BRI is not just an economic project but Beijing’s main soft-power initiative, helping China promote itself as a leader of what the government terms “Globalization 2.0.”

BRI is not just an economic project but Beijing’s main soft-power initiative, helping China promote itself as a leader of what the government terms “Globalization 2.0.” By attracting as many countries as possible in this project, Beijing can legitimize its position as the new champion of free trade and globalization, thus positioning itself as a global power. So, while the railways themselves might not be economically profitable, the hope is that they will generate goodwill, respect, and influence for China.

Perhaps even more importantly, the project is the pet scheme of Chinese President Xi Jinping. That makes raising objections to projects politically risky and throwing money at the BRI an easy way to build domestic political credit. During the recent Belt and Road Forum, the Chinese internet was filled with promotional songs featuring the BRI but interlined with Xi’s speeches. Not only did these songs drive home the idea of China as a leader and savior of globalization, but they linked the BRI with Xi’s name, demonstrating the needed loyalty. Meanwhile, Beijing was covered with posters proclaiming the dedication of various local governments and state-owned enterprises to Xi and the BRI. Combine that with the traditional short-term thinking of Chinese provincial officials, whose main goal is to bulk up the figures before they move on to another post, and it’s no surprise that size, not profitability, is a priority. Eventually the losses may be cushioned by strategic plans to transform the BRI into a locomotive of China’s external policy.

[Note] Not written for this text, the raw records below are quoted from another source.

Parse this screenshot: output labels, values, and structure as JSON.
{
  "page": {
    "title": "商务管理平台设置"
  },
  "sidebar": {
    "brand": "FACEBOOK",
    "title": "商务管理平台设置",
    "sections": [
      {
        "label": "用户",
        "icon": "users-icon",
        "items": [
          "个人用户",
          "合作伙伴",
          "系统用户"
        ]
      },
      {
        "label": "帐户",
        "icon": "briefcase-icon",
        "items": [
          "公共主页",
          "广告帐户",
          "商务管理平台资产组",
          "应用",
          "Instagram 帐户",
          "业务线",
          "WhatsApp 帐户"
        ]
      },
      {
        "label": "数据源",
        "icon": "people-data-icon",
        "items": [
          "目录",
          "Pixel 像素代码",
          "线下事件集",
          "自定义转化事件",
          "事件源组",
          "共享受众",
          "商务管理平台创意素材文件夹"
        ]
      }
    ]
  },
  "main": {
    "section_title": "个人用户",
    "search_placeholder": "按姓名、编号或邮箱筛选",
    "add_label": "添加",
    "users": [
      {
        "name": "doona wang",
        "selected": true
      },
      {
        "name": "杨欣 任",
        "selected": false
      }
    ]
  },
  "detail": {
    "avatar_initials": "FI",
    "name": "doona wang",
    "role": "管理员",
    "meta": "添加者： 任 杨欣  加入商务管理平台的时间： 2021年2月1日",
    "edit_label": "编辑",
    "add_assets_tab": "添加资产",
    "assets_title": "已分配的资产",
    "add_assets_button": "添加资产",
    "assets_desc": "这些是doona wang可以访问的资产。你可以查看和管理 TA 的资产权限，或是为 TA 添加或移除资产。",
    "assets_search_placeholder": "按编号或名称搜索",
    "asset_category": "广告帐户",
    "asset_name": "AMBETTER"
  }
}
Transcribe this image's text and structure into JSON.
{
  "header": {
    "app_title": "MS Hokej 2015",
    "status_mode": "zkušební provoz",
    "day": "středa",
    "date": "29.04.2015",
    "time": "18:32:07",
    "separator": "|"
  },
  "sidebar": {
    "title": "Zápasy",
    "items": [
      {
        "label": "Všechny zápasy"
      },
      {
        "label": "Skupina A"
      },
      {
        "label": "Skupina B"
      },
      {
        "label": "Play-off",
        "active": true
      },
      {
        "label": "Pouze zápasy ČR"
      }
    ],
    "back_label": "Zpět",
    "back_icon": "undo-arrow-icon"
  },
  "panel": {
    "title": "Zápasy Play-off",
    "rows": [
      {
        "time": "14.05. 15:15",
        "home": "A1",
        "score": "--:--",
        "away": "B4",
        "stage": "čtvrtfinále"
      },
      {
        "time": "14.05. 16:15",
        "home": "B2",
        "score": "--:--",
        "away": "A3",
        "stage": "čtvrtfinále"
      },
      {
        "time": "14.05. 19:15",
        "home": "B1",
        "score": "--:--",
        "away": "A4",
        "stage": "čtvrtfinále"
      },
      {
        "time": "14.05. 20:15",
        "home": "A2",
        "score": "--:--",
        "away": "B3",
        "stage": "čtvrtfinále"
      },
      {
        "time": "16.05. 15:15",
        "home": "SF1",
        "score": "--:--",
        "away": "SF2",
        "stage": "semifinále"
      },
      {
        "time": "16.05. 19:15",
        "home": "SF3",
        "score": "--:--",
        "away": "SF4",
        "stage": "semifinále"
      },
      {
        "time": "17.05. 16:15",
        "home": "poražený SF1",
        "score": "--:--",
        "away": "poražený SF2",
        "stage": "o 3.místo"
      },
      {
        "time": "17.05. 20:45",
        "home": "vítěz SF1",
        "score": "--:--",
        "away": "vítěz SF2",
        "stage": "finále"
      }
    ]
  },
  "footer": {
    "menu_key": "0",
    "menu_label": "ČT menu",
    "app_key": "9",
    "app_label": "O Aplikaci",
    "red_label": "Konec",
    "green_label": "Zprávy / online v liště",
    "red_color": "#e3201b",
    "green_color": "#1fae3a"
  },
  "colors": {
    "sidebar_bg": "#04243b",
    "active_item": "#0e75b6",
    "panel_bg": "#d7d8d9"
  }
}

It’s not the first time that China has tried to mimic a genuine success story for political ends without taking the market’s needs into account. Right now, a whole new city is being built near Beijing along similar lines. Like the railways that vainly imitate HP’s Chongqing-Duisburg route, the Xiongan new area aims to replicate the successful 1980s and 1990s creation of Shenzhen and Pudong in China’s trade-orientated south. But Xiongan is located far inland in the northern province of Hebei, unlike Pudong and Shenzhen with their easy oceanic access.

And Xiongan is just the most recent of China’s 19 “new areas” attempting to replicate Pudong’s success. Most of the other new areas haven’t succeeded in replicating Pudong’s success because they were created out of the desire of the local government, not out of market demand. Pudong’s and Shenzhen’s successes happened because they offered unique possibilities at a time when China was opening to the world and because of their fortunate location near Hong Kong and Shanghai. That model is not imitable today, especially far from the ocean.

Like the BRI, Xiongan is intended to strengthen Xi’s image. Xi, whose father oversaw Shenzhen’s designation as a special economic zone, is well aware that the economic miracle of Shenzhen is tied to the legacy of former Chinese leader Deng Xiaoping and his reform policies. By creating a great city from scratch and a new direction for China’s foreign policy, Xi may be looking to cement his own place in history.

As with the state-owned “zombie” enterprises that lose money but are kept alive by the government, the BRI’s railways may survive thanks to Xi’s patronage. But these zombie routes are unlikely to ever thrive. If it actually wanted to concentrate on trade, China would be better off creating two or three main routes that connect transportation hubs in cities like Chongqing, Zhengzhou, Yiwu, Duisburg, or Lodz in Poland, instead of multiplying dozens of rail routes just for the sake of connecting cities that lack valuable bilateral commerce. This way, the Belt would have a solid economic foundation that generates not just headlines but real growth.